Der Deutsche Alpenverein (DAV) hat sie begleitet und zeigt in der [1][Doku
„Das ist Alpencross“] die Auswirkungen der Erderhitzung auf den Trendsport.
Starkregen, aber auch Hitze und Dürre durchkreuzen so manchen Urlaubsplan –
und bedeuten selbst für erfahrene Sportler*innen höhere Risiken.
Anpassungs-Strategien sind auch bei den Anbieter*innen von
Mountainbike-Tourismus angesagt.
Gutes Wassermanagement sei schon immer Thema beim Wegebau gewesen, erklärt
Jörn Hessen vom Mountainbike Forum Deutschland. Inzwischen habe es aber
eine völlig neue Bedeutung, weil sich ganz normale Trails [2][bei
Starkregenfällen in reißende Bäche] verwandeln könnten.

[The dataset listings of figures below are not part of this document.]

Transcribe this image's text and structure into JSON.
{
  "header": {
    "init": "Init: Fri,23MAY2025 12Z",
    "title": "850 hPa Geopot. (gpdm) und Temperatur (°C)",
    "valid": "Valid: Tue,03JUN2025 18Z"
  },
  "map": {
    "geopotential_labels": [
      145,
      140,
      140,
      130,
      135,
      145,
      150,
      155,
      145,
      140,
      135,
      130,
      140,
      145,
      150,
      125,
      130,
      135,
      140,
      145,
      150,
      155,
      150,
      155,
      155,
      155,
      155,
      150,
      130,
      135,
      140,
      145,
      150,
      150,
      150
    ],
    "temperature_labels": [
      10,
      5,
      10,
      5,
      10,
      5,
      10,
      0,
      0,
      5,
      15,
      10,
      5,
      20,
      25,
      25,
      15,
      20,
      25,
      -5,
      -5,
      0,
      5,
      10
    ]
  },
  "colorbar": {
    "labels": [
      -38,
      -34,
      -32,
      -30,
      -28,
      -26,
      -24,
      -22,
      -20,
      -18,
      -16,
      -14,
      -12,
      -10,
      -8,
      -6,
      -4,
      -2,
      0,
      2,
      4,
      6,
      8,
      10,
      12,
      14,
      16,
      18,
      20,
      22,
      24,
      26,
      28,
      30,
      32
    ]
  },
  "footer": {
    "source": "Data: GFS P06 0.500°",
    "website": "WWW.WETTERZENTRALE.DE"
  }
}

Nun würden Streckenverlauf und Design vor allem danach ausgelegt, wie
plötzliche große Wassermassen abgeleitet werden können. Drainagen und
Ablaufmulden sollen dabei helfen. Zudem sei früher wenig Wert auf ein
exaktes Durchschnittsgefälle gelegt worden, sagt Hessen. Doch mittlerweile
wisse man, dass zu steile Passagen „mit Ansage wegerodieren“. Sinnvoll sei
es auch, bestimmte Trail-Abschnitte mit Steinen anzulegen und nur die
Zwischenräume mit Erde zu füllen, da das leichter zu reparieren sei.

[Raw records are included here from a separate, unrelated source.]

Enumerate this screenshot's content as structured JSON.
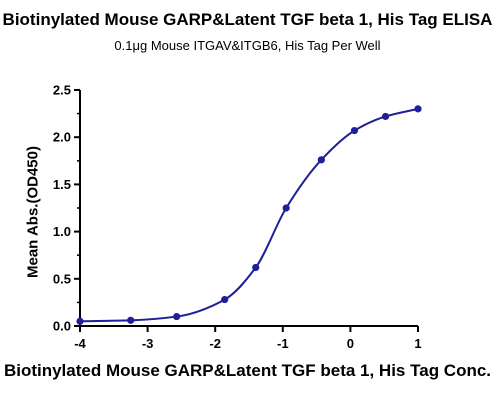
{
  "chart_data": {
    "type": "line",
    "title": "Biotinylated Mouse GARP&Latent TGF beta 1, His Tag ELISA",
    "subtitle": "0.1μg Mouse ITGAV&ITGB6, His Tag Per Well",
    "xlabel": "Biotinylated Mouse GARP&Latent TGF beta 1, His Tag Conc.",
    "ylabel": "Mean Abs.(OD450)",
    "xlim": [
      -4,
      1
    ],
    "ylim": [
      0,
      2.5
    ],
    "xticks": [
      "-4",
      "-3",
      "-2",
      "-1",
      "0",
      "1"
    ],
    "yticks": [
      "0.0",
      "0.5",
      "1.0",
      "1.5",
      "2.0",
      "2.5"
    ],
    "grid": false,
    "series": [
      {
        "color": "#1f1f99",
        "x": [
          -4.0,
          -3.25,
          -2.57,
          -1.86,
          -1.4,
          -0.95,
          -0.43,
          0.06,
          0.52,
          1.0
        ],
        "y": [
          0.05,
          0.06,
          0.1,
          0.28,
          0.62,
          1.25,
          1.76,
          2.07,
          2.22,
          2.3
        ]
      }
    ]
  }
}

## Findige Finanzierungsideen
Auch Hessens eigener Weihnachtsurlaub 2024 nach Norditalien in die
Mountainbike-Region Finale Ligure fiel fast ins Wasser, da im Oktober
heftige Unwetter gewütet und die Trails beschädigt hatten. Nur Crowdfunding
half, sie schnell wieder instand zu setzen. Daneben nimmt die Region die
Urlaubenden mit in die Verantwortung: Zahlen sie etwa im Restaurant mit
einer speziellen Karte oder App, geht ein Prozent des Umsatzes in die
Trailpflege. Das Modell würde gut funktionieren, so Hessen.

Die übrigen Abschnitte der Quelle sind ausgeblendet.